Anna Moneymaker | Getty Images
The abortion pill mifepristone is either banned or restricted to various degrees in 27 states despite a Supreme Court decision that — for now — maintains Food and Drug Administration regulations allowing quick access to the medication.
The Supreme Court, acting on an emergency basis, last week blocked lower federal court orders that had imposed severe restrictions on mifepristone even in some states where abortion stays legal.
The ruling stemmed from a lawsuit against the FDA by a coalition of doctors who oppose abortion. That group desires to force the agency to tug mifepristone from the market entirely. The Biden administration is opposing that effort.
The U.S. fifth Circuit Court of Appeals is now scheduled to listen to oral arguments within the case on May 17.
The side that loses on the appeals court is definite to ask the Supreme Court to take the case to make a final determination on the legality of the FDA rules.
The FDA rules upheld by the Supreme Court on Friday for several years have allowed women to acquire a mifepristone prescription through a telehealth appointment and to receive the medication by mail.
Patients previously were required by the FDA to acquire mifepristone in person from a health-care provider or take the medication under their supervision.

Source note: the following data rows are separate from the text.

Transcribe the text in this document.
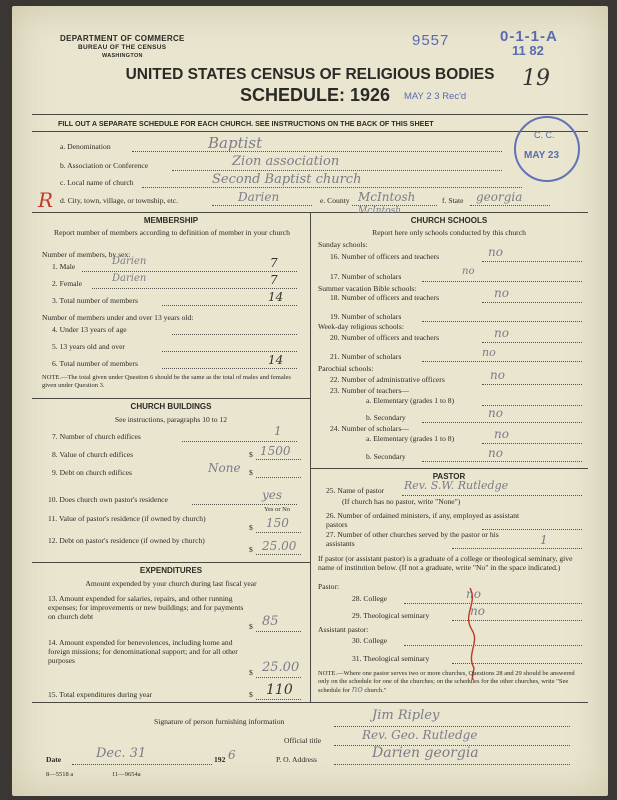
DEPARTMENT OF COMMERCE
BUREAU OF THE CENSUS
WASHINGTON
9557	0-1-1-A
11 82
19
UNITED STATES CENSUS OF RELIGIOUS BODIES
SCHEDULE: 1926 MAY 2 3 Rec'd
FILL OUT A SEPARATE SCHEDULE FOR EACH CHURCH. SEE INSTRUCTIONS ON THE BACK OF THIS SHEET
C. C.
MAY 23
R
a. Denomination	Baptist
b. Association or Conference	Zion association
c. Local name of church	Second Baptist church
d. City, town, village, or township, etc.	Darien	e. County McIntosh	f. State georgia
MEMBERSHIP
Report number of members according to definition of member in your church
Number of members, by sex:
1. Male	Darien	7
2. Female	Darien	7
3. Total number of members	14
Number of members under and over 13 years old:
4. Under 13 years of age
5. 13 years old and over
6. Total number of members	14
NOTE.—The total given under Question 6 should be the same as the total of males and females given under Question 3.
CHURCH BUILDINGS
See instructions, paragraphs 10 to 12
7. Number of church edifices	1
8. Value of church edifices	$ 1500
9. Debt on church edifices	None $
10. Does church own pastor's residence	yes
Yes or No
11. Value of pastor's residence (if owned by church)
$ 150
12. Debt on pastor's residence (if owned by church)
$ 25.00
EXPENDITURES
Amount expended by your church during last fiscal year
13. Amount expended for salaries, repairs, and other running expenses; for improvements or new buildings; and for payments on church debt
$ 85
14. Amount expended for benevolences, including home and foreign missions; for denominational support; and for all other purposes
$ 25.00
15. Total expenditures during year	$ 110
McIntosh
CHURCH SCHOOLS
Report here only schools conducted by this church
Sunday schools:
16. Number of officers and teachers	no
17. Number of scholars	no
Summer vacation Bible schools:
18. Number of officers and teachers	no
19. Number of scholars
Week-day religious schools:
20. Number of officers and teachers	no
21. Number of scholars	no
Parochial schools:
22. Number of administrative officers	no
23. Number of teachers—
a. Elementary (grades 1 to 8)
b. Secondary	no
24. Number of scholars—
a. Elementary (grades 1 to 8)	no
b. Secondary	no
PASTOR
25. Name of pastor Rev. S.W. Rutledge
(If church has no pastor, write "None")
26. Number of ordained ministers, if any, employed as assistant pastors
27. Number of other churches served by the pastor or his assistants	1
If pastor (or assistant pastor) is a graduate of a college or theological seminary, give name of institution below. (If not a graduate, write "No" in the space indicated.)
Pastor:
28. College	no
29. Theological seminary	no
Assistant pastor:
30. College
31. Theological seminary
NOTE.—Where one pastor serves two or more churches, Questions 28 and 29 should be answered only on the schedule for one of the churches; on the schedules for the other churches, write "See schedule for no church."
Signature of person furnishing information	Jim Ripley
Official title	Rev. Geo. Rutledge
Date	Dec. 31	192 6	P. O. Address	Darien georgia
8—5518 a	11—9654a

While the Supreme Court’s decision not less than temporarily maintains access to mifepristone in states that support broad access to abortion, it’ll have less or no impact in conservative states that banned the procedure since last summer, when the high court overturned the half-century-old federal constitutional right to abortion.
Mifepristone will remain largely unavailable in 13 states which have completely banned abortion.
Those states are Alabama, Arkansas, Idaho, Kentucky, Louisiana, Mississippi, Missouri, North Dakota, Oklahoma, South Dakota, Tennessee, Texas and West Virginia, based on the Guttmacher Institute, a nonprofit group that supports abortion access.
All of those states have exceptions that allow abortion when the lady’s life is in peril.
And Idaho, West Virginia and North Dakota have exceptions for pregnancies that result from rape and incest, although in North Dakota that exception applies only through the sixth week of pregnancy.
Fourteen other states have restrictions on mifepristone that transcend the FDA regulations temporarily upheld by the Supreme Court.
Those states require women to acquire the pill from a health care provider.
Those states are: Alaska, Arizona, Florida, Georgia, Indiana, Iowa, Michigan, Nebraska, Nevada, North Carolina, Ohio, Pennsylvania, South Carolina and Utah.
Florida, Georgia and Ohio ban abortion after six weeks before many ladies know they’re pregnant.
Mifepristone is FDA approved to terminate an early pregnancy as much as the tenth week of pregnancy.
There are pending federal lawsuits in North Carolina and West Virginia that seek to overturn those states’ mifepristone restrictions.